In this book, we follow an air force pilot on just such a trek. It's a long journey, and it is a tale about the journey. It is an adventure story with a conclusion I found unsatisfying, but I'm glad to have followed Joe Mack on his travels. If you want to travel far from civilization to distant lands, to witness a more primitive way of living, this is a good read.
Coiriel
This is one of several Louis L'Amour books that are set outside the conventional Western setting, and each of those are among his best works for some reason. This one in particular is truly awesome. It is set in the late Cold War era, and follows a USAF test pilot that gets covertly snatched by Soviet intelligence. He quickly escapes, setting up an epic chase across Siberia, because what the Soviets did not realize fully was that due to his American Indian heritage, Major Joe Mack is an unusually capable outdoors-man and warrior. This is absolutely L'Amour at his finest, and I truly regret that he did not live to write a sequel to this, as it ends on something of cliff hangar. When I am pointing a new person to L'Amour, this is always one of the first books I mention.
Jorius
This Louis L'Amour book ranks right up there with his How the West was Won. Difference is how L'Amour used history for the West was Won and current events for the exciting action-adventure page-turning novel of Last of the Breed. An Air Force Major who is also Sioux Indian is shot down by the dreaded Soviets during the Cold War, captured, tortured, and then escapes to make his way across Siberia to eastern Russia, fighting the Soviet Army during a couple of Siberian winters using bow & arrows and Sioux wilderness lore and knowledge to avoid capture. Loved it; could not put it down; have finished it; and, still it resonates within that unknown area of the brain where great books go to be relived.
Thomeena
I agree with many of the commentators that this book was too repetitious and that it has an abrupt ending. With ~400 pages with which to work, L'Amour could have told the entire story--including Mack coming back to "finish the job" he started. As it stands, I wish Louis could have lived long enough to have written the follow-up to this one--as a few very important questions remain answered. I have grown to really enjoy L'Amour's writing and have read about 40 of his books. I guess that I have a soft spot for "good guy wins in the end and gets the girl" stories.
Dorizius
This is only the second book I have ever read by Louis L'Amour, and now I wonder why. He is really a very enjoyable author to read. I enjoyed this book from beginning to end. I only have two criticisms. First, there were a lot of characters with Russian names that I had a hard time keeping up with. I had to frequently go back in the book to remember exactly who they were. This was probably just my lack of concentration. Second, I was not satisfied with the ending. It is what it is, but I wish that L'Amour had spent just a little more time and developed the ending a little. All I all, however, I definitely recommend this book.
Major Joseph Makatozi "Joe Mack" is a U.S. Air Force flier shot down and captured by the Russians, who want aircraft information from him. But the Russians don't realize that Joe Mack is one tough hombre.
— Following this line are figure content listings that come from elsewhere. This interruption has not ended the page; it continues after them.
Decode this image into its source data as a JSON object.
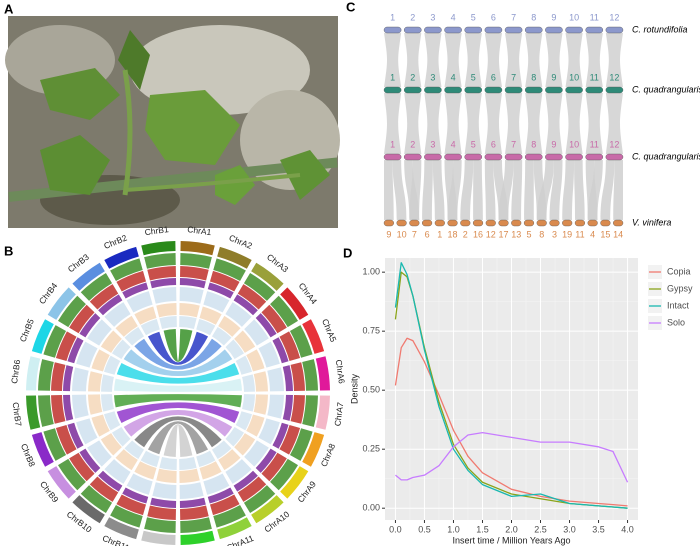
{
  "panel_labels": [
    "A",
    "B",
    "C",
    "D"
  ],
  "synteny": {
    "rows": [
      {
        "species": "C. rotundifolia",
        "color": "#8c98cc",
        "chromosomes": [
          "1",
          "2",
          "3",
          "4",
          "5",
          "6",
          "7",
          "8",
          "9",
          "10",
          "11",
          "12"
        ]
      },
      {
        "species": "C. quadrangularis A",
        "color": "#2e8a78",
        "chromosomes": [
          "1",
          "2",
          "3",
          "4",
          "5",
          "6",
          "7",
          "8",
          "9",
          "10",
          "11",
          "12"
        ]
      },
      {
        "species": "C. quadrangularis B",
        "color": "#c86aa8",
        "chromosomes": [
          "1",
          "2",
          "3",
          "4",
          "5",
          "6",
          "7",
          "8",
          "9",
          "10",
          "11",
          "12"
        ]
      },
      {
        "species": "V. vinifera",
        "color": "#d98a4e",
        "chromosomes": [
          "9",
          "10",
          "7",
          "6",
          "1",
          "18",
          "2",
          "16",
          "12",
          "17",
          "13",
          "5",
          "8",
          "3",
          "19",
          "11",
          "4",
          "15",
          "14"
        ]
      }
    ]
  },
  "circos": {
    "chromosomes": [
      {
        "label": "ChrA1",
        "color": "#9c6b1a"
      },
      {
        "label": "ChrA2",
        "color": "#8f7d2a"
      },
      {
        "label": "ChrA3",
        "color": "#9aa03a"
      },
      {
        "label": "ChrA4",
        "color": "#d7262c"
      },
      {
        "label": "ChrA5",
        "color": "#e8333a"
      },
      {
        "label": "ChrA6",
        "color": "#e0199a"
      },
      {
        "label": "ChrA7",
        "color": "#f4b8c8"
      },
      {
        "label": "ChrA8",
        "color": "#f0a020"
      },
      {
        "label": "ChrA9",
        "color": "#e8d21a"
      },
      {
        "label": "ChrA10",
        "color": "#b8cf2a"
      },
      {
        "label": "ChrA11",
        "color": "#8fd13a"
      },
      {
        "label": "ChrA12",
        "color": "#2ed12a"
      },
      {
        "label": "ChrB12",
        "color": "#c8c8c8"
      },
      {
        "label": "ChrB11",
        "color": "#8c8c8c"
      },
      {
        "label": "ChrB10",
        "color": "#6a6a6a"
      },
      {
        "label": "ChrB9",
        "color": "#c78fe0"
      },
      {
        "label": "ChrB8",
        "color": "#8a2ac8"
      },
      {
        "label": "ChrB7",
        "color": "#3a9a2a"
      },
      {
        "label": "ChrB6",
        "color": "#cfeff2"
      },
      {
        "label": "ChrB5",
        "color": "#1ed6e6"
      },
      {
        "label": "ChrB4",
        "color": "#8cc4e8"
      },
      {
        "label": "ChrB3",
        "color": "#5a8ee0"
      },
      {
        "label": "ChrB2",
        "color": "#1a2ac0"
      },
      {
        "label": "ChrB1",
        "color": "#2a8a1a"
      }
    ]
  },
  "chart_data": {
    "type": "line",
    "xlabel": "Insert time / Million Years Ago",
    "ylabel": "Density",
    "x": [
      0,
      0.1,
      0.2,
      0.3,
      0.5,
      0.75,
      1.0,
      1.25,
      1.5,
      2.0,
      2.5,
      3.0,
      3.5,
      3.75,
      4.0
    ],
    "series": [
      {
        "name": "Copia",
        "color": "#f07a70",
        "values": [
          0.52,
          0.68,
          0.72,
          0.71,
          0.62,
          0.48,
          0.33,
          0.22,
          0.15,
          0.08,
          0.05,
          0.03,
          0.02,
          0.015,
          0.01
        ]
      },
      {
        "name": "Gypsy",
        "color": "#8aa31a",
        "values": [
          0.8,
          1.0,
          0.98,
          0.9,
          0.68,
          0.45,
          0.27,
          0.17,
          0.11,
          0.06,
          0.04,
          0.02,
          0.01,
          0.005,
          0.0
        ]
      },
      {
        "name": "Intact",
        "color": "#19b8b0",
        "values": [
          0.85,
          1.04,
          0.99,
          0.9,
          0.67,
          0.43,
          0.25,
          0.16,
          0.1,
          0.05,
          0.06,
          0.02,
          0.01,
          0.005,
          0.0
        ]
      },
      {
        "name": "Solo",
        "color": "#c77cff",
        "values": [
          0.14,
          0.12,
          0.12,
          0.13,
          0.14,
          0.18,
          0.26,
          0.31,
          0.32,
          0.3,
          0.28,
          0.28,
          0.26,
          0.24,
          0.11
        ]
      }
    ],
    "xlim": [
      -0.18,
      4.18
    ],
    "ylim": [
      -0.05,
      1.06
    ],
    "xticks": [
      {
        "value": 0,
        "label": "0.0"
      },
      {
        "value": 0.5,
        "label": "0.5"
      },
      {
        "value": 1,
        "label": "1.0"
      },
      {
        "value": 1.5,
        "label": "1.5"
      },
      {
        "value": 2,
        "label": "2.0"
      },
      {
        "value": 2.5,
        "label": "2.5"
      },
      {
        "value": 3,
        "label": "3.0"
      },
      {
        "value": 3.5,
        "label": "3.5"
      },
      {
        "value": 4,
        "label": "4.0"
      }
    ],
    "yticks": [
      {
        "value": 0,
        "label": "0.00"
      },
      {
        "value": 0.25,
        "label": "0.25"
      },
      {
        "value": 0.5,
        "label": "0.50"
      },
      {
        "value": 0.75,
        "label": "0.75"
      },
      {
        "value": 1,
        "label": "1.00"
      }
    ],
    "grid": true,
    "legend": "right"
  }
}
He is a decathlon star, skilled in martial arts, an expert marksman - and he is a man who grew up in wild country in the U.S. and is used to living with and off the land.

Joe Mack escapes from a Siberian prison and the rest of the story is about his escape cross country through the hardest of weather conditions, trying to get to the Bering Strait and from there to Alaska.

There is some repetition in this book and it drags in some areas but it doesn't matter. This is a Louis L'Amour masterpiece and Joe Mack is one awesome hero.

Thrills, chills (of more than one kind), romance - all without foul language, sex scenes, and over-the-top violence. There is SOME violence in the story but it is necessary to the story and not gratuitous.

This is the second time I've read "Last of the Breed" and I rarely reread books. But this book is part of my permanent library and I will probably read it again one of these days.